(197az) Dataset and Models for Predicting Critical Properties of Fluids
AIChE Annual Meeting
2023
2023 AIChE Annual Meeting
Computational Molecular Science and Engineering Forum
Poster Session: Computational Molecular Science and Engineering Forum
Monday, November 6, 2023 - 3:30pm to 5:00pm
Knowledge of critical properties, such as critical temperature, pressure, density, and acentric factor, is essential to calculate many different thermodynamic properties of chemical compounds. The values of critical properties are also used in models for mixtures, including for predicting temperature-dependent solvation energies and solubilities. Experiments to determine critical properties are expensive and time intensive, so it is desirable to glean as much information as possible from that hard-won experimental data. Therefore, we compiled/curated a data set of critical property values on 916 pure chemical compounds, and used that data to develop a machine learning (ML) model that can predict critical properties given as input the SMILES representation of a neutral chemical species.

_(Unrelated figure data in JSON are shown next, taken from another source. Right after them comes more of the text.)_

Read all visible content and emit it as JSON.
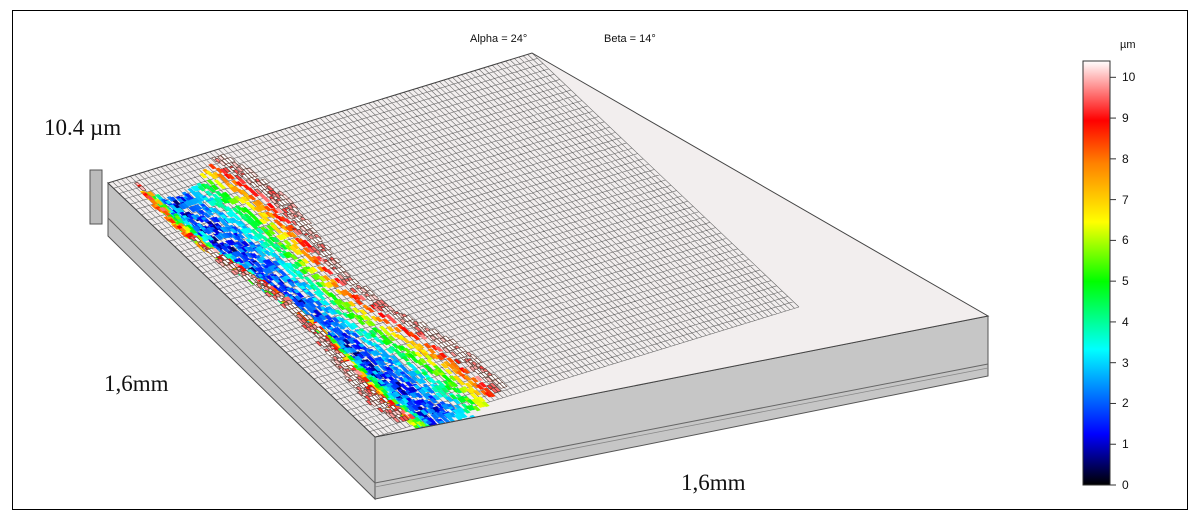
{
  "chart_data": {
    "type": "surface-3d",
    "view": {
      "alpha_label": "Alpha = 24°",
      "beta_label": "Beta = 14°"
    },
    "z_scale_label": "10.4 µm",
    "axes": {
      "x_extent_label": "1,6mm",
      "y_extent_label": "1,6mm"
    },
    "colorbar": {
      "unit": "µm",
      "ticks": [
        10,
        9,
        8,
        7,
        6,
        5,
        4,
        3,
        2,
        1,
        0
      ],
      "range": [
        0,
        10.4
      ],
      "colormap": [
        "#000000",
        "#0000ff",
        "#00ffff",
        "#00ff00",
        "#ffff00",
        "#ff8000",
        "#ff0000",
        "#ffffff"
      ]
    },
    "surface_plateau_um": 10.4,
    "trench_min_um": 1.5
  }
}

We explored directed message passing neural network (D-MPNN) and graph attention network as ML architecture choices. Additionally, we investigated featurization with additional atomic and molecular features, multi-task training, and pre-training using estimated data to optimize model performance. Our final model utilizes a D-MPNN layer to learn the molecular representation and is supplemented by Abraham parameters estimated using methods in the literature. A multi-task training scheme was used to train a single model to predict all the critical properties simultaneously with boiling point, melting point, enthalpy of vaporization, and enthalpy of fusion. The model was evaluated on both random and scaffold splits where it shows state-of-the-art accuracies. The extensive critical property data set containing 916 chemical compounds are made available in the public domain along with the model source code that can be used for further exploration.